Persistent strains in the credit markets added to nervousness about the wider economic outlook, while a spate of bank rescues in Europe heightened worries about the stability of global financial institutions.
“Not only are the U.S. banks in financial trouble but it appears that the European and foreign banks may be in worse trouble due to the credit crisis,” Kinahan added.
The Dow Jones industrial average .DJI dropped 369.88 points to fall below 10,000 for the first time in four years. The Standard & Poor’s 500 index .SPX fell 3.85 percent to 1,056.89.
The VIX, which reflects investors’ consensus about anticipated stock market volatility over a 30-day period, tends to move inversely to the S&P 500 benchmark, and spikes upward when the market posts sharp losses.
The record level in the VIX on Monday reflects a change in the index made by the CBOE in 2003 to provide a more precise reading on stock market conditions, basing the index on the prices of the more popular S&P 500 options.
The old VIX, introduced in 1993, is based on S&P 100 options, a smaller basket of stocks. That index, the VXO .VXO ,also hit a multiyear high on Monday, closing up 14.95 percent at 59.50, after scoring a new peak of 66.42.
“With today’s high on the VXO of 66.42, it is safe to say the uncertainty now exceeds all times in recent history, with the exception of the crash of 1987 when the old VIX hit 150.19 briefly and remained above the current levels until about Oct. 29, 1987,” said Randy Frederick, director of derivatives at Charles Schwab in Austin, Texas.
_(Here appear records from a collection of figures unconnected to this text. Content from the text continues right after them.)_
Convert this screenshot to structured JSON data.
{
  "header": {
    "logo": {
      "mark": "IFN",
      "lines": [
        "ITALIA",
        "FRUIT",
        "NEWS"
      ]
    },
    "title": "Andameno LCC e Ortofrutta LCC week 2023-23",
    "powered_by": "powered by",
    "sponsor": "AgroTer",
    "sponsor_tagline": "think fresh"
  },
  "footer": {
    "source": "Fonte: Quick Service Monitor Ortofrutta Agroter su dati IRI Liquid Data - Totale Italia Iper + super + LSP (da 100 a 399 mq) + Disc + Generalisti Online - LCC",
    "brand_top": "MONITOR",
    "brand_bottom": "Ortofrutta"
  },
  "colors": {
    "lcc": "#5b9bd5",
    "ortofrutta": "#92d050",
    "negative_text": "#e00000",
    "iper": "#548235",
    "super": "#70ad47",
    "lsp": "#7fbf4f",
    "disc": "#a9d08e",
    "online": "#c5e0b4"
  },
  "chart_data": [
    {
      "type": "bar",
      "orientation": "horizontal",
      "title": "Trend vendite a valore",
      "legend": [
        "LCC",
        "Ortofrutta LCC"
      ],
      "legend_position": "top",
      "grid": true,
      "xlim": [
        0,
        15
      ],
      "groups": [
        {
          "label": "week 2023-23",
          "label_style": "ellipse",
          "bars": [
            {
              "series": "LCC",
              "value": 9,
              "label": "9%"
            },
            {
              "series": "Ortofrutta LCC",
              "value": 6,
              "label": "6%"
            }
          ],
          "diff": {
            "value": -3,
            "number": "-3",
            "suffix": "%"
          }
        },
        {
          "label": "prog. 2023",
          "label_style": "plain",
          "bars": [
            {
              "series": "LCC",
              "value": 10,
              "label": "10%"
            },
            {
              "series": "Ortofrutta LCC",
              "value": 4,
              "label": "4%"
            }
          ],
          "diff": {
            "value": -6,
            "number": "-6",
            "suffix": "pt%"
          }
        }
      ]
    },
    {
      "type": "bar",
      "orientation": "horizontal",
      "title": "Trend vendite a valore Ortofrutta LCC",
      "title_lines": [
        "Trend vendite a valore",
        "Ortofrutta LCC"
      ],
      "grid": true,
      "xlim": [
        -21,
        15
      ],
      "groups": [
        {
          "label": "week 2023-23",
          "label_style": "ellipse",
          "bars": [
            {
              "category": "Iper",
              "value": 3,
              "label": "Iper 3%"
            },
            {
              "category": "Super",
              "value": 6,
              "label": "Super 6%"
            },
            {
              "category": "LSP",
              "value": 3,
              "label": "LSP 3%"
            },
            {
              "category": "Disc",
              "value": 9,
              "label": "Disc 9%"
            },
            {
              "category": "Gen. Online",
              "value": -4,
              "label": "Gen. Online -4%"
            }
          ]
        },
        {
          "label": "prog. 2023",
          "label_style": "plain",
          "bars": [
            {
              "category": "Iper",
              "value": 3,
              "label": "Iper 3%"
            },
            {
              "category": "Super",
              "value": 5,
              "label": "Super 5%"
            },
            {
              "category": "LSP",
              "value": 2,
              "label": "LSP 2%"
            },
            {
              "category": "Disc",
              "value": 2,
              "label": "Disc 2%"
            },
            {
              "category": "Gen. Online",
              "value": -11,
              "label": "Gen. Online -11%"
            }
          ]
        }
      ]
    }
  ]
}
From a contrary view of the markets, the spike in the VIX is possibly a sign that investors have overreacted and the equity market is oversold.
But being a contrarian during the recent stock market decline has not been a winning strategy, said Frederic Ruffy, options strategist at website WhatsTrading.com.
He noted each time the VIX moved above key levels at 30, 40 and 50 readings, the stock market experienced a short-term bounce but the rally proved to be short-lived and the S&P 500 eventually faltered, falling to new lows.
Volatility remains exceptionally high and with the ongoing problems in the credit markets, many would-be buyers are likely to remained sidelined, Ruffy added.
“After being burned so many times during the recent market decline, very few investors are going to dive in and try to catch the absolute bottom,” Ruffy said. “Instead, they might wait for signs that volatility is indeed falling and that stocks have found a solid leg to stand on.”